The building came to the attention of the local fire and rescue service when its fire alarm was disabled by a leak. A fire officer attended and found evidence that fire compartmentation and separation measures were inadequate. Given the building’s height, he also expressed concern that its lifts were inadequately protected against fire.
In the absence of any information about the material used to clad the exterior of the building, the officer assumed that it was an aluminium composite which represented a risk to all residents. Although that assumption subsequently turned out to be incorrect, the officer threatened to prohibit occupation of the building unless fire safety measures were instigated, including a 24-hour waking watch.

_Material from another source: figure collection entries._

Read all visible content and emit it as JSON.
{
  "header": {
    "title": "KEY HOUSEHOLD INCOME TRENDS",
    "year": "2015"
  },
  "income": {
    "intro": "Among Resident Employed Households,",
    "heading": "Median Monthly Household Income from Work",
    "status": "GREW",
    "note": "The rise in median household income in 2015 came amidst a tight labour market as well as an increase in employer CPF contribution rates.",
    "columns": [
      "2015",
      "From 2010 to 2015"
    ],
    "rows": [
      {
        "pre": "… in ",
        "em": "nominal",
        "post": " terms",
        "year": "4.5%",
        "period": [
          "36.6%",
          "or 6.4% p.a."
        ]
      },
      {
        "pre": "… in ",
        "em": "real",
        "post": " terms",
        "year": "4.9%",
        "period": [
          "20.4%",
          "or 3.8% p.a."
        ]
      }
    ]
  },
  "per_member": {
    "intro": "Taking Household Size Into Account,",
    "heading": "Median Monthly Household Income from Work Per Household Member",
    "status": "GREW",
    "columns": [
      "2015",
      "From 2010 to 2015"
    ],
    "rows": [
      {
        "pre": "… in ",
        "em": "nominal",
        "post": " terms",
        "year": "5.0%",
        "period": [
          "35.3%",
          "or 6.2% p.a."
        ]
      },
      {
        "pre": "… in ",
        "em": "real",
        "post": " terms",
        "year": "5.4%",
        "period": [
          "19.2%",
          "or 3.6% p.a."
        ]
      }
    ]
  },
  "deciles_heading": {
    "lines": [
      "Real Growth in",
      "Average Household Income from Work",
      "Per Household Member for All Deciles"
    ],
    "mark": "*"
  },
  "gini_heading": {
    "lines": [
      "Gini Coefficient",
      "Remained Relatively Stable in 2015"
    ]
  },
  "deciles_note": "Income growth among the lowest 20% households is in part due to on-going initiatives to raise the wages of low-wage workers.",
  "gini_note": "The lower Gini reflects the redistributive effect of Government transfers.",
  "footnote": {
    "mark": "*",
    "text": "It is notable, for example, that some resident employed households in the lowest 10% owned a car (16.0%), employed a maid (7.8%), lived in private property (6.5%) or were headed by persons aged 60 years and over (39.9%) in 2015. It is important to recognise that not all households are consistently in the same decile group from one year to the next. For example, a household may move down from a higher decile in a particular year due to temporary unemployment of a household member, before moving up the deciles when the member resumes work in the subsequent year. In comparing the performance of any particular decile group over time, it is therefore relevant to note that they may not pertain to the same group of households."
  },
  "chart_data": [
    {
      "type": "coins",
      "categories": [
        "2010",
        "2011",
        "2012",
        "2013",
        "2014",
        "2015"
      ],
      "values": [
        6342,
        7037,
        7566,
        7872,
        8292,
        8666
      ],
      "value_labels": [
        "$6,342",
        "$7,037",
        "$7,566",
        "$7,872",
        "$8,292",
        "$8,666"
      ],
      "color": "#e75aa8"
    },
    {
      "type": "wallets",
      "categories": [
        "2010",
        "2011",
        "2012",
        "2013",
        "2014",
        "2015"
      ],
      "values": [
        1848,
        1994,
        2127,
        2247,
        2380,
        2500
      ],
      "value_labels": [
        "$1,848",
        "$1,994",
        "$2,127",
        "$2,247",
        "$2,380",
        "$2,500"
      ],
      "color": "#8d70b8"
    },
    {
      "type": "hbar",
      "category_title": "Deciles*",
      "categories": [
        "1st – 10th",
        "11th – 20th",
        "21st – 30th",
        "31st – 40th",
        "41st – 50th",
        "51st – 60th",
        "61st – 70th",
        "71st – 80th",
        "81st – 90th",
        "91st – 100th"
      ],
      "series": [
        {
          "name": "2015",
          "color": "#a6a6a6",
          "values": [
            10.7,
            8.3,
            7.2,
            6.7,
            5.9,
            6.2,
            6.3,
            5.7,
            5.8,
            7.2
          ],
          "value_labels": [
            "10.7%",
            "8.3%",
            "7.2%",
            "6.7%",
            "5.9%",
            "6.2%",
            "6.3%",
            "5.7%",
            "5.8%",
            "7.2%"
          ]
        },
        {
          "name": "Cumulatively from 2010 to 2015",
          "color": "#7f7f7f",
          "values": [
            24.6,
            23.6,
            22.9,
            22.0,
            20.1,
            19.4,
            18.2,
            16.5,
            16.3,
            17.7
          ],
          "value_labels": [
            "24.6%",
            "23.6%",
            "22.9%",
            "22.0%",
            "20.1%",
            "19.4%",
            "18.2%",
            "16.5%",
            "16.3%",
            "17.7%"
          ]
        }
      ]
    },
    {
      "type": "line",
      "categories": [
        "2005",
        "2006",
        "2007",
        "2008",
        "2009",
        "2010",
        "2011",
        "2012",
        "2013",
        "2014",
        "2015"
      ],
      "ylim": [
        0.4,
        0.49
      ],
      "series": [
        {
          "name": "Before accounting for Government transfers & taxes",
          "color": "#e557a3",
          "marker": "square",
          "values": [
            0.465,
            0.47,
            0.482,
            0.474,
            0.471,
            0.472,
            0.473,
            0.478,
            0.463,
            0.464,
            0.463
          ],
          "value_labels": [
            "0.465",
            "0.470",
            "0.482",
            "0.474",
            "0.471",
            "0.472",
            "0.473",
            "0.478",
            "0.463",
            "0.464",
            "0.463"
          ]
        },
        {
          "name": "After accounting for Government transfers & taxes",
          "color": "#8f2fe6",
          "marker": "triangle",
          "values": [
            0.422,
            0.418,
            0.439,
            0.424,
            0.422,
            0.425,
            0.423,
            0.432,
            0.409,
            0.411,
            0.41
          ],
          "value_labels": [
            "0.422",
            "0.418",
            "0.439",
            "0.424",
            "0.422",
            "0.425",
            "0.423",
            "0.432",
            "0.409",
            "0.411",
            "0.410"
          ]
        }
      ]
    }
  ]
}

By the time that the problems identified by the officer had been remedied, a waking watch had been in place for about four months, at a cost of almost £58,000. The building’s landlord sought to recover that cost via tenants’ service charges. After many of them objected, however, the First-tier Tribunal (FTT) limited the landlord’s recovery to about £6,000. That sum represented the cost of the first seven days of the waking watch, prior to reinstatement of the alarm system.
Ruling on the landlord’s challenge to that outcome, the UT noted that a fire risk assessment was conducted whilst the building was undergoing conversion. It found a medium likelihood of the building catching fire and stated that it was essential that efforts be made to reduce that risk. It recommended that the assessment should be reviewed at regular intervals, usually not exceeding 12 months.

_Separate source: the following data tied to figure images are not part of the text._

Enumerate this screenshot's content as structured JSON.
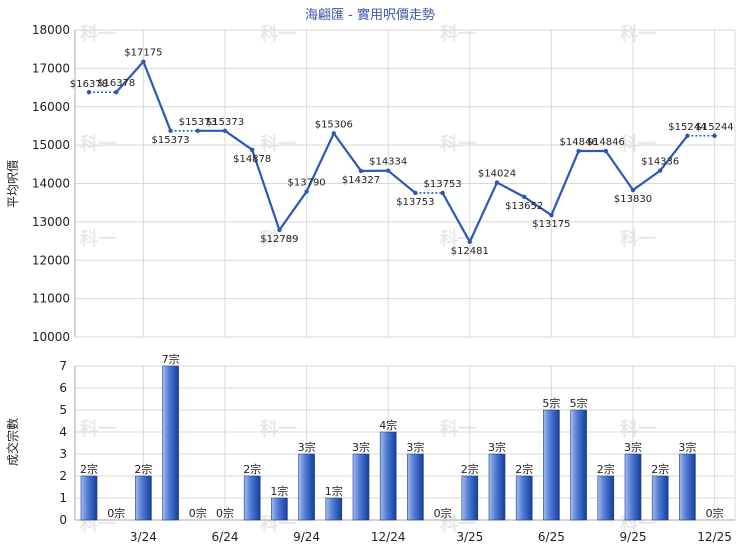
{
  "title": "海翩匯 - 實用呎價走勢",
  "colors": {
    "line": "#2a58b8",
    "bar": "#2a58b8",
    "bar_light": "#a7bfee",
    "grid": "#d8d8d8"
  },
  "watermark": "科一",
  "chart_data": [
    {
      "type": "line",
      "ylabel": "平均呎價",
      "ylim": [
        10000,
        18000
      ],
      "yticks": [
        10000,
        11000,
        12000,
        13000,
        14000,
        15000,
        16000,
        17000,
        18000
      ],
      "grid": true,
      "values": [
        16378,
        16378,
        17175,
        15373,
        15373,
        15373,
        14878,
        12789,
        13790,
        15306,
        14327,
        14334,
        13753,
        13753,
        12481,
        14024,
        13652,
        13175,
        14846,
        14846,
        13830,
        14336,
        15244,
        15244
      ],
      "labels": [
        "$16378",
        "$16378",
        "$17175",
        "$15373",
        "$15373",
        "$15373",
        "$14878",
        "$12789",
        "$13790",
        "$15306",
        "$14327",
        "$14334",
        "$13753",
        "$13753",
        "$12481",
        "$14024",
        "$13652",
        "$13175",
        "$14846",
        "$14846",
        "$13830",
        "$14336",
        "$15244",
        "$15244"
      ],
      "carried_forward": [
        false,
        true,
        false,
        false,
        true,
        false,
        false,
        false,
        false,
        false,
        false,
        false,
        false,
        true,
        false,
        false,
        false,
        false,
        false,
        false,
        false,
        false,
        false,
        true
      ]
    },
    {
      "type": "bar",
      "ylabel": "成交宗數",
      "ylim": [
        0,
        7
      ],
      "yticks": [
        0,
        1,
        2,
        3,
        4,
        5,
        6,
        7
      ],
      "grid": true,
      "values": [
        2,
        0,
        2,
        7,
        0,
        0,
        2,
        1,
        3,
        1,
        3,
        4,
        3,
        0,
        2,
        3,
        2,
        5,
        5,
        2,
        3,
        2,
        3,
        0
      ],
      "labels": [
        "2宗",
        "0宗",
        "2宗",
        "7宗",
        "0宗",
        "0宗",
        "2宗",
        "1宗",
        "3宗",
        "1宗",
        "3宗",
        "4宗",
        "3宗",
        "0宗",
        "2宗",
        "3宗",
        "2宗",
        "5宗",
        "5宗",
        "2宗",
        "3宗",
        "2宗",
        "3宗",
        "0宗"
      ],
      "x_ticks": [
        {
          "index": 2,
          "label": "3/24"
        },
        {
          "index": 5,
          "label": "6/24"
        },
        {
          "index": 8,
          "label": "9/24"
        },
        {
          "index": 11,
          "label": "12/24"
        },
        {
          "index": 14,
          "label": "3/25"
        },
        {
          "index": 17,
          "label": "6/25"
        },
        {
          "index": 20,
          "label": "9/25"
        },
        {
          "index": 23,
          "label": "12/25"
        }
      ]
    }
  ]
}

The UT observed, however, that there was no evidence that either the landlord or its managing agents had taken any steps to review the assessment or to commission a further assessment after it acquired the building’s freehold. The landlord’s continuing duty under Article 9 of the Regulatory Reform (Fire Safety) Order 2005 to commission a suitable and sufficient fire risk assessment remained unfulfilled when the waking watch was imposed.

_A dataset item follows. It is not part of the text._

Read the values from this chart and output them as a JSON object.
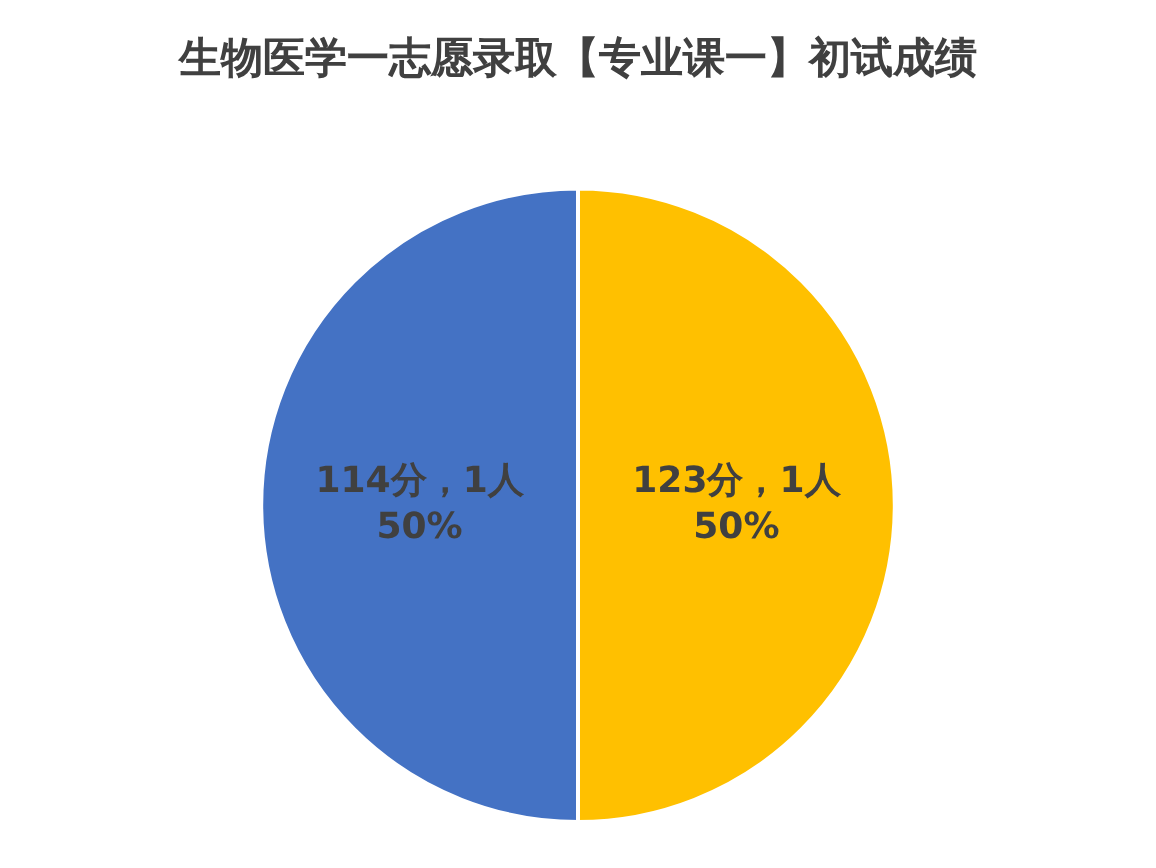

Had an up-to-date fire assessment been commissioned when it should have been, the defects would have been identified and remedied prior to the fire officer’s visit. Most of the cost of the waking watch was thus wholly avoidable and attributable to the acts or omissions of the landlord or its agents. On that basis, it was open to the FTT to find that it would be unreasonable to include that cost on tenants’ service charge bills.